Ans Ende des Rothesay Bay radln, der Regen legt zu. Zum ersten Mal die Überschuhe auspacken. Die Brille voller Regentropfen, die Landschaft in dichtem Nebel. Zehn Kilometer blind die A886 der Küste entlang. Als einziger Passagier die kurze Fährfahrt nach Colintraive. Zurück auf schottischem Festland.

20 km in unablässigem Regen ohne Sicht und Orientierung um das Loch Riddon. In Tighnabruaich lässt der Regen nach. Vor dem Minimarkt fröstelnd und nass auf die Knochen ein Cheese and Onion Sandwich und einen Lion Riegel verschlingen. In der Teestube nebenan Glashausklima, Heizgebläse und Luftentfeuchter laufen auf Hochtouren.
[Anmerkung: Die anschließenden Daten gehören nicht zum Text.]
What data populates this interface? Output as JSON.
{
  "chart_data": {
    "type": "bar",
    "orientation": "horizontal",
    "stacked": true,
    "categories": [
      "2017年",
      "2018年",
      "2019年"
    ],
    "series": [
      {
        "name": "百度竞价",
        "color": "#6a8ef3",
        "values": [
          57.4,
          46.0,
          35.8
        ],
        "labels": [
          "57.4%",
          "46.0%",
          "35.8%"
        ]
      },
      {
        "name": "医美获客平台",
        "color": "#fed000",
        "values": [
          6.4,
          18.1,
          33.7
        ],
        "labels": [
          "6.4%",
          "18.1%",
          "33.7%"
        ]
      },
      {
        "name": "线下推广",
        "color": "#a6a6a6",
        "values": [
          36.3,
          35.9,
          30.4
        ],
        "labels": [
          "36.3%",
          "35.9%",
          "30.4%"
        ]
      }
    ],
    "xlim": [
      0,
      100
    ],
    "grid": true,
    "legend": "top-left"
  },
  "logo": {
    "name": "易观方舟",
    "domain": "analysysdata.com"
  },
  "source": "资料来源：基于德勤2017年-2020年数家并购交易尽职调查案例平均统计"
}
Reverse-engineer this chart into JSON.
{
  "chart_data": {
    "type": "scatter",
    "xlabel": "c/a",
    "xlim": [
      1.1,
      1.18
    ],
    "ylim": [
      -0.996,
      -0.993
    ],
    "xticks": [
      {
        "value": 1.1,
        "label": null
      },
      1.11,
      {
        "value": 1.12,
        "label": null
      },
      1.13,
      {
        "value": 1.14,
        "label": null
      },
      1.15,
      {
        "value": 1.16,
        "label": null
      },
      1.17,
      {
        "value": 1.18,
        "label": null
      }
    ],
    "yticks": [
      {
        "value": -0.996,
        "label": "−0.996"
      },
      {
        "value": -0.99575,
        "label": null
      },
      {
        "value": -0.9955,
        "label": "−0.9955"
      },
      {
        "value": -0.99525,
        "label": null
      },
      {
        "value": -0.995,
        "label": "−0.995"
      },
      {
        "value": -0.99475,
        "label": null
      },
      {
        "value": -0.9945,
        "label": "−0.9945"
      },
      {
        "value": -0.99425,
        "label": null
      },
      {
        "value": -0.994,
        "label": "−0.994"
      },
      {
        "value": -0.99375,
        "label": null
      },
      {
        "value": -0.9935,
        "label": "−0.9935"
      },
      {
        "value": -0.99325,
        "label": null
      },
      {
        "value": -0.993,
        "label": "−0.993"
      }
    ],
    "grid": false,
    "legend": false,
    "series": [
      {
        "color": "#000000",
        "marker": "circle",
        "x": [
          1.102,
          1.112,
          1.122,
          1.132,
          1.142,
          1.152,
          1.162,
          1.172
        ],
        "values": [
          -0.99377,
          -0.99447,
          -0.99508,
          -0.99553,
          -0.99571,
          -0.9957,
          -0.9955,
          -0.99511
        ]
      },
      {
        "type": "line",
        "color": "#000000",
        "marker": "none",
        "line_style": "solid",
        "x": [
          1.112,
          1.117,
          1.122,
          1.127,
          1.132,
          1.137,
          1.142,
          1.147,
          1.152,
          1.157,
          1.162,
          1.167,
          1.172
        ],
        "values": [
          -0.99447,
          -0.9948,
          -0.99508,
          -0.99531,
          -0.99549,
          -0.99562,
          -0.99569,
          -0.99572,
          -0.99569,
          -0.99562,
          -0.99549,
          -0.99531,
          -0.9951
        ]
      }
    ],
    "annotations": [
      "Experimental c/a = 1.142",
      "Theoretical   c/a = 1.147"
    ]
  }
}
Mit beschlagener Brille zu einem Tisch stolpern und langsam aufwärmen.

Wenn der Regen nicht nass genug ist

Socken und Schuhe hoffnungslos durchnässt. Eine halbe Stunde nach Portavadie. An der Anlegestelle der Fähre nach Tarbert ein beheiztes Wartehütterl. Mit Föhn in der Toilette endlich die feuchten Socken und Schuhe trocknen. 20 Minuten Fahrt über das Loch Eyne nach Tarbert.

25 km auf der schmalen ausgestorbenen B8024 zu dem auf der Satellitenkarte gefundenen Zeltplatz am Meer. Wieder ausgedehnte Regenschauer. Durch ein schweres Weidetor und Schafe aufscheuchend über einen Schotterweg runter zum Meer. Direkt hinterm Kiesstrand ein perfekt gemähtes Stück Wiese.

Schnell das Zelt aufbauen und in trockenes Gewand wechseln. Warm werden bei einer Suppe vom Gaskocher. In den letzten Tagesstunden setzt sich endlich die Sonne durch. Am Horizont die Gipfel der Insel Jura.

Geweckt von lautem Blöken, Schafhufe erspähen durch den Spalt zwischen Außenzelt und Boden. Kaffee kochen und frühstücken im Zelt. Ein letzter Schauer dann Morgensonne. Die feuchte Ausrüstung am Weidezaun hinterm Strand aufhängen.

Früh losradln, knappe 90 km bis Oban. Mit Rückenwind machbar. Nach hügeligen 15 km auf der B8024 200 Höhenmeter bergauf zum Loch Arail. Die Sonne verschwindet im dichten Nebel.

Snackpause am gespenstisch stillen Loch. Rasante Abfahrt auf frischem Asphalt zur A83. Ein Stück auf der viel befahrenen Straße nach Ardrishaig. In einem Café eine riesige Tasse wässrigen Kaffee.

Die restlichen 60 km nach Oban auf der relativ ruhigen A816. Malerische Hügel und Küste, die Highlands hier noch nicht besonders wild.

Am frühen Nachmittag setzt sich die Sonne durch. Pause an einem Strand kurz vor Arduaine.

Abgeschlagen vom Wind die letzten 30 km durchdrücken. Geschlaucht in Oban ankommen. Verstopfte Straßen und bummvolle Gehsteige. An t-Òban bedeutet im Schottisch-Gälischen ‘Die kleine Bucht’, aber jetzt in der Saison verdreifacht sich die Anzahl der Einwohner:innen auf über 24.000. Direkte Zugverbindung nach Glasgow und Fährverbindungen auf die Inseln der inneren und äußeren Hebriden.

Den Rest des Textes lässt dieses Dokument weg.